Wiceprezydent Kaliszuk kilkakrotnie twierdził, że w spotkaniach odnośnie planu zagospodarowania oraz zmiany granic pomiędzy oboma sołectwami, uczestniczył Sołtys i członkowie Rady Sołeckiej w Ochli oraz ochlańscy ówcześni radni. Dlaczego więc mieszkańcy Ochli, ani poprzez swoich samorządowych przedstawicieli, ani też władze Dzielnicy i władze Miasta, nie byli o tym informowani? Chciałbym więc zadać tu pytanie sołtysowi, członkom działającej przy sołtysie rady i ówczesnym radnym miejskim i dzielnicowym z Ochli, czy już cztery lata temu wiedzieliście, że pomiędzy Ogródkami Działkowymi „Sawanna”, a wsią Kiełpin powstanie osiedle na 180 domów jednorodzinnych, i że zostanie ono odłączone od Ochli i przyłączone do Kiełpina? A jeśli tak, to dlaczego to przed mieszkańcami utailiście? Dlaczego – jak mówi wiceprezydent Kaliszuk – to wszystko zostało przez Radę Sołecką zaakceptowane, dlaczego nie było żadnego sprzeciwu?
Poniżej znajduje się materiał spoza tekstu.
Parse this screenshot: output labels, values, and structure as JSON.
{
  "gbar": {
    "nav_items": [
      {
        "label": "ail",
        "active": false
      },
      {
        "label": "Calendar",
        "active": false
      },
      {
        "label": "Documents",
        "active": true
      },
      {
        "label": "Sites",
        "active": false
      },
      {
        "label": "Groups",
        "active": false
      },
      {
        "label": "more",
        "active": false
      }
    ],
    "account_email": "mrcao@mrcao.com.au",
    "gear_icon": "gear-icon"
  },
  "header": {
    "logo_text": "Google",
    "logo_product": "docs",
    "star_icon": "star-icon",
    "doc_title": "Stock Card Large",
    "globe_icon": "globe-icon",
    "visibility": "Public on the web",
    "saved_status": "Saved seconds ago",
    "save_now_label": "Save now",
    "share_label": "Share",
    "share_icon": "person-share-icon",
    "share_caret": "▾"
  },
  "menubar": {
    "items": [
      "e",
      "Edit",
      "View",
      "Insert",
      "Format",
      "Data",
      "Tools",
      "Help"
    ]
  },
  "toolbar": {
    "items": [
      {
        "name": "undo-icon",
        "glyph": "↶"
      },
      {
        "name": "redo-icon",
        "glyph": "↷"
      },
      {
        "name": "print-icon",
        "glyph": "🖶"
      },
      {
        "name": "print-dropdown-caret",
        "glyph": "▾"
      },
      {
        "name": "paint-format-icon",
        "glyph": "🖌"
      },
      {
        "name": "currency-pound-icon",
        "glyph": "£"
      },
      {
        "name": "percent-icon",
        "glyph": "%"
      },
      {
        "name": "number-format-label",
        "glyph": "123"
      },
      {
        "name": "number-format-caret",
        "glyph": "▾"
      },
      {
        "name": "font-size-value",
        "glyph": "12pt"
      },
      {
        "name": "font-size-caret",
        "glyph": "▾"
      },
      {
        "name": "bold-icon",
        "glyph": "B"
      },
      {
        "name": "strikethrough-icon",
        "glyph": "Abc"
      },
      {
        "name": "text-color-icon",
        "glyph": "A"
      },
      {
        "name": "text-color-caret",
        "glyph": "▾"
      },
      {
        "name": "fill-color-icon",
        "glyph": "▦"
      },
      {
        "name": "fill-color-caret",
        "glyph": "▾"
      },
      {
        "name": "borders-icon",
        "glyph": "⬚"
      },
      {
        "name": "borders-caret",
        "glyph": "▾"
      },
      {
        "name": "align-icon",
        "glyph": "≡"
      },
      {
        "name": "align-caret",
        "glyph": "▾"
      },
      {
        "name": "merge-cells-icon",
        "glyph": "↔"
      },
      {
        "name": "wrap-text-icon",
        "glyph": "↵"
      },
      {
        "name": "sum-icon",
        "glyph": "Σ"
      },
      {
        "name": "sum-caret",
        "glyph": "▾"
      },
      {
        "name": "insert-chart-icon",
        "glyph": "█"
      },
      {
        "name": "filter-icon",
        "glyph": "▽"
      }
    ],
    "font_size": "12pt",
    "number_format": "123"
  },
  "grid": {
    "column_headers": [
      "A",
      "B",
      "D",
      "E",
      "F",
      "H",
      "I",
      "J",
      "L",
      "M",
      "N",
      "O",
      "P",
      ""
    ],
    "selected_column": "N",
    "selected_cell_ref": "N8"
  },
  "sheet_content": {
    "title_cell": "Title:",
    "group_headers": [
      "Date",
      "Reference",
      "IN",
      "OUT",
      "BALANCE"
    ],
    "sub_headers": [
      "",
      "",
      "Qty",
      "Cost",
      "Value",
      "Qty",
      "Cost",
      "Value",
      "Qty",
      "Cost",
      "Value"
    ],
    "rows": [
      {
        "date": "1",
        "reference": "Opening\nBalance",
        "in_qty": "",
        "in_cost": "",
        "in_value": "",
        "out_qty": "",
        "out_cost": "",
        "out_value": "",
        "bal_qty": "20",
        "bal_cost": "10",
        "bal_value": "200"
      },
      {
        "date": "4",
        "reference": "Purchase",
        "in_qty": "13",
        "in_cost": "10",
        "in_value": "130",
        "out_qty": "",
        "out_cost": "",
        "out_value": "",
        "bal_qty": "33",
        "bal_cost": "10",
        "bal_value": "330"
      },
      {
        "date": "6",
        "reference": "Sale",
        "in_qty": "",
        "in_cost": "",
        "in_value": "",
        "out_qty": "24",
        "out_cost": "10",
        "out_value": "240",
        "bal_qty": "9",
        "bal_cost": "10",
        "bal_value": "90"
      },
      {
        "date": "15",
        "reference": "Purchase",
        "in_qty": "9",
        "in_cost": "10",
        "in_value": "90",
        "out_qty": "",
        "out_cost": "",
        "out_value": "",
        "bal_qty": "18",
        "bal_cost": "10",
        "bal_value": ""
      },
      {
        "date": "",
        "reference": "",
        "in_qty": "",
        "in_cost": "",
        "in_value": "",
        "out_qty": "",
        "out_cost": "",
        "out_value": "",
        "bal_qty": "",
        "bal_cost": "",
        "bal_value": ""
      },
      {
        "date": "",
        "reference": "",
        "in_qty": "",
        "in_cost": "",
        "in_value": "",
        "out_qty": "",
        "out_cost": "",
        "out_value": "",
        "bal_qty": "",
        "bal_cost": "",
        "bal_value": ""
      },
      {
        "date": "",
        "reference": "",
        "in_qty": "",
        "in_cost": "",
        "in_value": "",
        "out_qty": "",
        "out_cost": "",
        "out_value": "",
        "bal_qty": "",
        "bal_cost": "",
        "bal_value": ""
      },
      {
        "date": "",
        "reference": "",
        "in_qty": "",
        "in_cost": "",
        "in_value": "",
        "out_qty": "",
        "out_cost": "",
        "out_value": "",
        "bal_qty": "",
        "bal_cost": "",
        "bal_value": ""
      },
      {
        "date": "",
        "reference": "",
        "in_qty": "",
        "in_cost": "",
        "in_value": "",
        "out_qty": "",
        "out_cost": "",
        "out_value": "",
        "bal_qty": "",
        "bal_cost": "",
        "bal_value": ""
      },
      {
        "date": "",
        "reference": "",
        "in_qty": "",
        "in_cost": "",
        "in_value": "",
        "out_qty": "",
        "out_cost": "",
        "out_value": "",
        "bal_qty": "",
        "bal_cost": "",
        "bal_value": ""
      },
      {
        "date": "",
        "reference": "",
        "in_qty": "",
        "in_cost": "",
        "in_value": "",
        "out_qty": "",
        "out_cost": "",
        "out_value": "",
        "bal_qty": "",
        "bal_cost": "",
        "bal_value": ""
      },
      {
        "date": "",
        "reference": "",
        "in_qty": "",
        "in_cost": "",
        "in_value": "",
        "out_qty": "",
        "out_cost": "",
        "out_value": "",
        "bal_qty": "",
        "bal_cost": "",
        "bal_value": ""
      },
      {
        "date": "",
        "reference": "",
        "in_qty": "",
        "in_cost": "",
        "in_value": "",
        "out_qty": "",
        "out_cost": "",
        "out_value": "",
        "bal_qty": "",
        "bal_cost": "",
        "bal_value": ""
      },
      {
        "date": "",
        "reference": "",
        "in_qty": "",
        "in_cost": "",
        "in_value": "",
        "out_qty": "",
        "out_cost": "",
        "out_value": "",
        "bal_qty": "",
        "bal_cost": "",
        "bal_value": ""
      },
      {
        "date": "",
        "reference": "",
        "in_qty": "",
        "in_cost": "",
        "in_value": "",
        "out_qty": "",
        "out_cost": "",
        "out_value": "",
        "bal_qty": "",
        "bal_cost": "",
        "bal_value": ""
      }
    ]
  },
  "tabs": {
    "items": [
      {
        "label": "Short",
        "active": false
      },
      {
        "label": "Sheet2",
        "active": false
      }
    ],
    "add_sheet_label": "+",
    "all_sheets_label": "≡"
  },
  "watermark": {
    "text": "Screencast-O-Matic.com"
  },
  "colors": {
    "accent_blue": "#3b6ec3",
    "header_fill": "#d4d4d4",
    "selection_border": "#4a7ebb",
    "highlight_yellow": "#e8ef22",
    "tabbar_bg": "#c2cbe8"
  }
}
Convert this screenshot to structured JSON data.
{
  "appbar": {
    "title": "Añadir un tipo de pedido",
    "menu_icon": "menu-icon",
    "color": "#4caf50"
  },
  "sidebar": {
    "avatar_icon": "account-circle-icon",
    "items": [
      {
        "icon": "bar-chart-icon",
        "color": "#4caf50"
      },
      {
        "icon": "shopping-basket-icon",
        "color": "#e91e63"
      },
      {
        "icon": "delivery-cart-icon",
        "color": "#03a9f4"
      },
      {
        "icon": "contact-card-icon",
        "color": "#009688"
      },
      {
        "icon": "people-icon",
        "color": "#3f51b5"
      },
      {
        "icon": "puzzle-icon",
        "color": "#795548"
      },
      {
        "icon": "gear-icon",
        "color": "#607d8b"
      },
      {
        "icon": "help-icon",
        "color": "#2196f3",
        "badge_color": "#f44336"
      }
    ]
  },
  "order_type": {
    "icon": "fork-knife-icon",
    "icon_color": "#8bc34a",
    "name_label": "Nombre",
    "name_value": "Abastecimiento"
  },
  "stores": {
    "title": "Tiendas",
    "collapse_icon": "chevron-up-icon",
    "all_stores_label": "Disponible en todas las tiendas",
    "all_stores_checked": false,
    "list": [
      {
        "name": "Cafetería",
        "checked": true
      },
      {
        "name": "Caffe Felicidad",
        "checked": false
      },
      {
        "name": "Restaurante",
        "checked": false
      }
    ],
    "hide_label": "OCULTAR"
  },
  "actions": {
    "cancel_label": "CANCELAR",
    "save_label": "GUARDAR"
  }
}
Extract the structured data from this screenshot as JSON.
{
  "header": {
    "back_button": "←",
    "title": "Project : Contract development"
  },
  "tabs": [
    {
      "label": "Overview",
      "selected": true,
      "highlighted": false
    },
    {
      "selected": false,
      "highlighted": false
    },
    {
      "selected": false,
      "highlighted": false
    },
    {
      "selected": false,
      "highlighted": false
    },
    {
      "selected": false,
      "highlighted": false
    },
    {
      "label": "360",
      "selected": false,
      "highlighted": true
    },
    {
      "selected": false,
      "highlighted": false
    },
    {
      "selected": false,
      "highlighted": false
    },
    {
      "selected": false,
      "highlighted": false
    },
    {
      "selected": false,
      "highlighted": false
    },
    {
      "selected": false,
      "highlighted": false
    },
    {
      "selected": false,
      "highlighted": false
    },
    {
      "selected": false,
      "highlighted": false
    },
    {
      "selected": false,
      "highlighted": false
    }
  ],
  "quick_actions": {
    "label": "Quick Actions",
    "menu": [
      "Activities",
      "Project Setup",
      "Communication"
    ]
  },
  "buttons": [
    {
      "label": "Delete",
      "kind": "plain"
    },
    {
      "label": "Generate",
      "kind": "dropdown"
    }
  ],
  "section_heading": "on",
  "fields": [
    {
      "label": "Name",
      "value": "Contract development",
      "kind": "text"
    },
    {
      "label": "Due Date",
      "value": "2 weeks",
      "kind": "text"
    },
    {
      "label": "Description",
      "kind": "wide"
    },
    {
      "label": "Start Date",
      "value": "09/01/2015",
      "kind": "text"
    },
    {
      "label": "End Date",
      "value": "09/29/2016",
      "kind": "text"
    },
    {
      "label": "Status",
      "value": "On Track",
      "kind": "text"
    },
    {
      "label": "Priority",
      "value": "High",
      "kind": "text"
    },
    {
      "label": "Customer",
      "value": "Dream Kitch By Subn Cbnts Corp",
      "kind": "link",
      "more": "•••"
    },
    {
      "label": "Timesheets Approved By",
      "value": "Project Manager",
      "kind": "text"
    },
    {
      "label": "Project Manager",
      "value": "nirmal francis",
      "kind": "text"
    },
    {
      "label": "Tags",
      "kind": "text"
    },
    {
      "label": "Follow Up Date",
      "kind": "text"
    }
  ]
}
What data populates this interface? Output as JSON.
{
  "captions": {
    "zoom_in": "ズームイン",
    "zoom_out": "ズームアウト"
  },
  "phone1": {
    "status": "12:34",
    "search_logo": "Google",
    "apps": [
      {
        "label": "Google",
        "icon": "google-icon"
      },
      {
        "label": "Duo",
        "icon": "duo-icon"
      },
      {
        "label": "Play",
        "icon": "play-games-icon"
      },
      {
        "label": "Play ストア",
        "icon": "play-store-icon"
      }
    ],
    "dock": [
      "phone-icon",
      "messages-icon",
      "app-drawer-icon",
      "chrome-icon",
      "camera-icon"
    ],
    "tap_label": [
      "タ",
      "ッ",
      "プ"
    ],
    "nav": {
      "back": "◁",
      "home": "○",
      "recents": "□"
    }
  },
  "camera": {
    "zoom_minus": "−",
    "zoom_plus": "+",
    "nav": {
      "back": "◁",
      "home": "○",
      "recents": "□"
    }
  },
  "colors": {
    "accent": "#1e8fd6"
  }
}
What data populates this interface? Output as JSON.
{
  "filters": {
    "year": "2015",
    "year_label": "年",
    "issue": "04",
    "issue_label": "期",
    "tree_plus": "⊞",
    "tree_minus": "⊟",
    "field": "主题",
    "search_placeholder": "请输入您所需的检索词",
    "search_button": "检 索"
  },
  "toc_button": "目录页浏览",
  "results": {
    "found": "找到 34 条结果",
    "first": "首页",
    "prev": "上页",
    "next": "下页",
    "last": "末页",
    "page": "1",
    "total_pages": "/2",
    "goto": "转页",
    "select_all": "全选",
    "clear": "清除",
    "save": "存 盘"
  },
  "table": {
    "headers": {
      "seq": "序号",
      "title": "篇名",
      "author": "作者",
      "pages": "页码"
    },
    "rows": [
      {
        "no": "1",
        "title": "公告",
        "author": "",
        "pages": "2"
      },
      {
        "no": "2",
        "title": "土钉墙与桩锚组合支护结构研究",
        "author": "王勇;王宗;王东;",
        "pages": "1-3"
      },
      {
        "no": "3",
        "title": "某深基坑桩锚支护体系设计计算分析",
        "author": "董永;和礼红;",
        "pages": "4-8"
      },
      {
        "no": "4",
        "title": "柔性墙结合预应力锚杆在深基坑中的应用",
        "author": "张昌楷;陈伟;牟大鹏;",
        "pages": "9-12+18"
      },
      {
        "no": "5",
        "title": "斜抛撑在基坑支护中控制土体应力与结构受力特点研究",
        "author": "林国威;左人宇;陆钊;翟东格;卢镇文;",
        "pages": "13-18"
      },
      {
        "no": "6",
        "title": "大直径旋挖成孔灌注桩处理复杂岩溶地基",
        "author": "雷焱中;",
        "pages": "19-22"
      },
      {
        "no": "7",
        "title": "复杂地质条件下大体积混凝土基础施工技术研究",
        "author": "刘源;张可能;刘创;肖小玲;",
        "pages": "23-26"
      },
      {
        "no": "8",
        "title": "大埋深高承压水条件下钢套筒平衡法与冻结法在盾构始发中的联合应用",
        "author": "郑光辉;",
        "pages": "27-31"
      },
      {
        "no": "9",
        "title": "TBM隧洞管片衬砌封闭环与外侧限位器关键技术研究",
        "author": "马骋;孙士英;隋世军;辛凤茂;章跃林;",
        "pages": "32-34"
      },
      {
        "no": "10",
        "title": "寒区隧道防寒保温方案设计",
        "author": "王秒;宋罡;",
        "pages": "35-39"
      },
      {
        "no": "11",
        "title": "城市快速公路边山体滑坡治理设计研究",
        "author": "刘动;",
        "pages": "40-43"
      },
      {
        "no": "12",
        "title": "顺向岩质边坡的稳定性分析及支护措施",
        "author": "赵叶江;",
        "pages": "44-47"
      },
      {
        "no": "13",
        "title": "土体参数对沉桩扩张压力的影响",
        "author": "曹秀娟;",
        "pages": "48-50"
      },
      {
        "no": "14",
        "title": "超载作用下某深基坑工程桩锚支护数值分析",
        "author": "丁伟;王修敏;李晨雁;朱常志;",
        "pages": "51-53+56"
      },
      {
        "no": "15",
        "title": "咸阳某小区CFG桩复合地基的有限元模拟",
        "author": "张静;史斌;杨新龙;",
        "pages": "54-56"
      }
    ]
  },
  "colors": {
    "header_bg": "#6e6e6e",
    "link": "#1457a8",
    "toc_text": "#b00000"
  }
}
Dlaczego osoby reprezentujące mieszkańców wsi Ochla, nie podjęły z Miastem negocjacji, w których można by było coś wartościowego dla Ochli w zamian za to odłączenie uzyskać? Co prawda konsultacje społeczne dla władz lokalnych nie muszą być wiążące, jednak zbliżały się wybory samorządowe. Gdyby mieszkańcy Ochli byli bardzo dobrze poinformowani o konsultacjach i o tym, że będą musieli m.in. oddać osiedle na 180 domów, do którego przez wiele lat nie trzeba będzie dokładać (bo deweloper kompleksowo je wybuduje, będą drogi, chodniki, lampy, sieć wodno-kanalizacyjna, internet itp.), wtedy do głosowania przyszłaby znacznie większa liczba osób, a więc głosy sprzeciwu byłyby o wiele bardziej liczniejsze. W takiej sytuacji trudno przypuszczać, by ekipa sprawująca władzę w Mieście wolała zaryzykować 12x większym potencjalnym elektoratem w Ochli, na rzecz Kiełpina i albo dostalibyśmy coś w zamian, albo też musiano by uznać wolę mieszkańców Ochli i do odłączenia by nie doszło. Czy więc konsultacje w Ochli starano się celowo wyciszyć, by frekwencja w Ochli była jak najmniejsza, a tym samym by pozbyć się problemu? Jak mając takich reprezentantów mieszkańcy Ochli mogli liczyć na dbanie o ich interesy, na organizowanie zebrań, informowanie o tym, co się dzieje z należącymi do ich sołectwa gruntami?

Tu dla przypomnienia formularz czerwcowych konsultacji oraz protokół z ich wynikami.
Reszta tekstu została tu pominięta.